"Quando todos os cálculos complicados se revelam falsos, quando os próprios filósofos não têm nada mais a dizer-nos, é desculpável que nos voltemos para a chilreada fortuita dos pássaros ou para o longínquo contrapeso dos astros ou para o sorriso das vacas."
Marguerite Yourcenar, Memórias de Adriano (revista e acrescentada por Carlos C., segundo Aníbal C. S.)

sábado, 6 de agosto de 2011

Sejamos gansos

Ver um bando de gansos, ordenadamente, saindo da água, tal como já tinha visto esses mesmos gansos, há umas semanas atrás, defenderem em conjunto as jovens crias de um ataque de gaivotas, fez-me lembrar um livro publicado em 2006, O que podemos aprender com os gansos, da autoria de um economista e consultor especializado na área da motivação pessoal brasileiro, Alexandre Rangel.

O subtítulo esclarece melhor o que podemos encontrar no livro: “Lições de cooperação, liderança e motivação”. Na edição portuguesa da Casa das Letras, a capa anuncia-o como “o livro de motivação empresarial mais vendido no Brasil nos últimos anos”, acrescenta um apelativo “Melhore a qualidade de vida, o ambiente de trabalho e a produtividade da sua empresa” e traz a figurinha de um ganso.

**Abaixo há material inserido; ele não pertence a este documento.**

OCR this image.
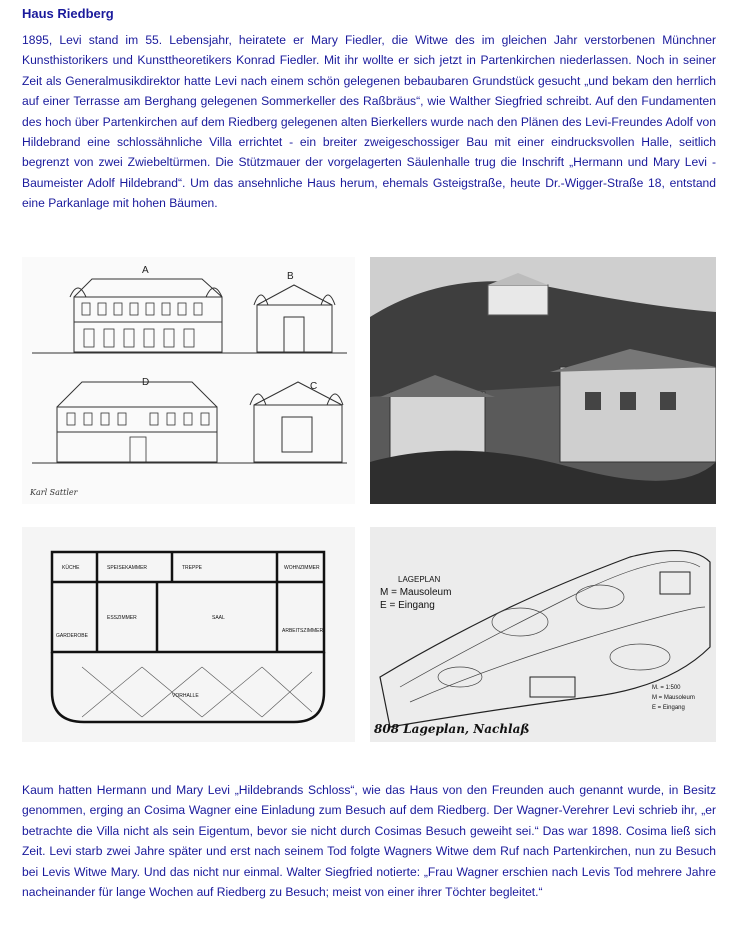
Haus Riedberg

1895, Levi stand im 55. Lebensjahr, heiratete er Mary Fiedler, die Witwe des im gleichen Jahr verstorbenen Münchner Kunsthistorikers und Kunsttheoretikers Konrad Fiedler. Mit ihr wollte er sich jetzt in Partenkirchen niederlassen. Noch in seiner Zeit als Generalmusikdirektor hatte Levi nach einem schön gelegenen bebaubaren Grundstück gesucht „und bekam den herrlich auf einer Terrasse am Berghang gelegenen Sommerkeller des Raßbräus“, wie Walther Siegfried schreibt. Auf den Fundamenten des hoch über Partenkirchen auf dem Riedberg gelegenen alten Bierkellers wurde nach den Plänen des Levi-Freundes Adolf von Hildebrand eine schlossähnliche Villa errichtet - ein breiter zweigeschossiger Bau mit einer eindrucksvollen Halle, seitlich begrenzt von zwei Zwiebeltürmen. Die Stützmauer der vorgelagerten Säulenhalle trug die Inschrift „Hermann und Mary Levi - Baumeister Adolf Hildebrand“. Um das ansehnliche Haus herum, ehemals Gsteigstraße, heute Dr.-Wigger-Straße 18, entstand eine Parkanlage mit hohen Bäumen.

A
B
D	C
Karl Sattler
KÜCHE	SPEISEKAMMER	TREPPE
ESSZIMMER	SAAL
GARDEROBE
WOHNZIMMER
ARBEITSZIMMER
VORHALLE
LAGEPLAN
M = Mausoleum
E = Eingang
M. = 1:500
M = Mausoleum
E = Eingang
808 Lageplan, Nachlaß

Kaum hatten Hermann und Mary Levi „Hildebrands Schloss“, wie das Haus von den Freunden auch genannt wurde, in Besitz genommen, erging an Cosima Wagner eine Einladung zum Besuch auf dem Riedberg. Der Wagner-Verehrer Levi schrieb ihr, „er betrachte die Villa nicht als sein Eigentum, bevor sie nicht durch Cosimas Besuch geweiht sei.“ Das war 1898. Cosima ließ sich Zeit. Levi starb zwei Jahre später und erst nach seinem Tod folgte Wagners Witwe dem Ruf nach Partenkirchen, nun zu Besuch bei Levis Witwe Mary. Und das nicht nur einmal. Walter Siegfried notierte: „Frau Wagner erschien nach Levis Tod mehrere Jahre nacheinander für lange Wochen auf Riedberg zu Besuch; meist von einer ihrer Töchter begleitet.“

O livro fala pouco, muito pouco, de gansos. Mas o primeiro capítulo ou o primeiro texto (no fundo, trata-se de um conjunto de textos relativamente curtos) intitula-se O que podemos aprender com os gansos selvagens.
O tamanho do texto facilita a sua transcrição integral:
«Podemos aprender muito com os gansos selvagens.
Quando, por exemplo, um ganso bate as asas voando numa formação em V, cria um vácuo para a ave seguinte passar, e o bando inteiro tem um desempenho setenta e um por cento melhor do que se voasse sozinho.
Sempre que um ganso sai da formação, sente, subitamente, a resistência do ar, por tentar voar sozinho e, rapidamente, volta para a referida formação, aproveitando o vácuo da ave imediatamente à frente.
Quando um ganso líder se cansa, passa para trás e de pronto outro assume o seu lugar, voando para a posição da ponta.
Na formação, os gansos que estão atrás grasnam para encorajar os da frente a voarem mais depressa.
Se um deles adoece, dois gansos abandonam a formação e seguem o companheiro doente, para o ajudar e proteger. Ficam com ele até que esteja apto a voar de novo ou venha a morrer. Só depois disso voltam ao procedimento normal, com outra formação ou atrás de outro bando.
A lição dos gansos:
Pessoas que compartilham uma direcção comum e senso de comunidade podem atingir mais facilmente os objectivos que pretendem.
Para os atingir, é necessário estar junto daqueles que se dirigem para onde queremos ir, dando e aceitando ajuda.
É preciso haver um revezamento na liderança e nas tarefas pesadas. As pessoas, assim como os gansos, dependem umas das outras.
Precisamos de assegurar que o nosso “grasnido” seja encorajador para a nossa equipa e que a ajude a melhorar o seu desempenho.
É necessário estar ao lado dos colegas também nos momentos mais difíceis.»

Actualmente (passaram 5 anos depois da publicação do livro), num mundo dominado pela paranóia financeira dos mercados e pelos resultados, as pessoas são meros números para as estatísticas. A realidade da gestão empresarial não tem nada a ver com os princípios que os gansos selvagens nos podem ensinar. É exactamente o seu contrário, sem consideração, sem respeito pela dimensão humana, sem atender aos valores básicos de uma sociedade que se pretende livre. Não existe o sentido do colectivo, não existe, aliás, um sentido para a nossa vida em sociedade que não seja o de apresentar números que nos ponham de acordo com padrões fictícios criados por quem, de forma poucas vezes clara, dita as regras e as muda quando quer, de acordo com os seus interesses privados. Já nem é o poder político eleito, que teoricamente nos representa, que governa – ele também é governado pelos particulares interesses que se sobrepõem. E as modernas gestões estão ao seu serviço.


Sejamos gansos selvagens e seremos mais felizes.
Quanto aos gestores de aviário, ao sabor das modas e ao serviço dos privadíssimos interesses... só desejo que batam c’os corninhos no muro mais próximo!